Role Overview
Own the design, fine-tuning, optimization, and production deployment of large language models (LLMs) for domain-specific use cases. You will build high-performance RAG systems, optimize prompts/agents, operate inference at scale, and champion engineering best practices while driving research and innovation.
Key Responsibilities
- LLM Engineering: Design, fine-tune, and optimize models such as GPT, Claude, Gemini, LLaMA, and Falcon for domain-specific applications.
- RAG Systems: Build and operate retrieval-augmented generation pipelines (ingestion, chunking, embedding, indexing, retrieval, re-ranking) using vector databases (FAISS, Pinecone, Weaviate, etc.).
- Prompt/Agent Optimization: Develop prompt templates, chains, and agents with LangChain/LlamaIndex; implement guardrails, tool-use, and memory.
- Model Deployment (LLMOps): Implement, monitor, and scale inference endpoints with MLflow, Docker, and Kubernetes; manage versioning/registry and safe rollouts (blue-green/canary).
- Performance Optimization: Evaluate and continuously improve accuracy, latency, and cost (batching, caching/KV-cache, quantization, speculative decoding).
- Collaboration & Mentoring: Review code, set best practices for AI software engineering, and mentor junior engineers.
- Research & Innovation: Track advances in LLMs, multimodal AI, and open source; lead PoCs, benchmarking, and knowledge sharing.
Required Qualifications
- Education: Bachelor's or Master's in Computer Science, Artificial Intelligence, or related field (PhD preferred).
- Experience:
- 5+ years in machine learning/NLP.
- 2+ years working directly with LLMs or GenAI applications.
- Technical Skills:
- Proficiency in Python and ML frameworks (PyTorch/TensorFlow) and Hugging Face Transformers.
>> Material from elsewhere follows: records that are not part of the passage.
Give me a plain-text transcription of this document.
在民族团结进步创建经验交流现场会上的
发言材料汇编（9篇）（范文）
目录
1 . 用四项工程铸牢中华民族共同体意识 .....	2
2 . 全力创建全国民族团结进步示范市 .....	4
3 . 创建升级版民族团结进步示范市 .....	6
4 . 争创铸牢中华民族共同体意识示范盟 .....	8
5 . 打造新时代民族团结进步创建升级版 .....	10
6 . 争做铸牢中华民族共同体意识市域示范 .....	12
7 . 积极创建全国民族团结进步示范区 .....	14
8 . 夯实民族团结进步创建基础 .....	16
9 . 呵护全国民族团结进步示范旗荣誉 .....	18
- Hands-on with LangChain, LlamaIndex, or SDKs for OpenAI/Anthropic/Cohere/Gemini.
- Strong understanding of embeddings, tokenization, and vector search/retrieval.
- Familiarity with MLOps, CI/CD, and cloud (AWS/Azure/GCP); containerization with Docker/Kubernetes.
- Experience integrating AI APIs (OpenAI, Anthropic, Cohere, Google Gemini).
- Soft Skills: Excellent problem-solving and communication; comfortable leading projects and mentoring teammates.
Preferred/Bonus
- Experience with model distillation and fine-tuning open-source LLMs (LoRA/QLoRA, PEFT).
- Exposure to multimodal AI (text + image + audio/voice), TTS/ASR, VLMs.
- Familiarity with AI safety, bias/fairness, privacy, and governance/compliance frameworks.
- Cost/performance tuning: quantization (INT8/INT4), speculative decoding, throughput optimization.
Success Metrics (KPIs)
- Model quality (task-specific metrics: accuracy/recall, hallucination rate, BLEU/ROUGE/WER as applicable).
- System performance & cost (P95 latency, throughput, cost per request).
- Reliability (SLO/SLA, error rates) and delivery velocity (lead time, deployment frequency).
- Knowledge impact (PoC production conversions, docs/best practices, mentoring outcomes).
Tools & Environment
- Model/Serving: HF Transformers, vLLM/TensorRT-LLM, Triton, Ray/Modal (as applicable).
- Vector/RAG: FAISS, Pinecone, Weaviate, Milvus; re-ranking (e.g., Cross-Encoder/ColBERT).
- Ops/Observability: MLflow, Prometheus/Grafana, OpenTelemetry, Weights & Biases.
- Data: Airflow/Prefect, dbt, Spark (as needed).
Benefits (customizable)
- Competitive compensation with performance/PoC success bonuses.
- Learning budget/certifications and conference attendance.
- Dedicated GPU credits/resources for R&D; open-source-friendly environment.
- Comprehensive insurance and flexible work arrangements.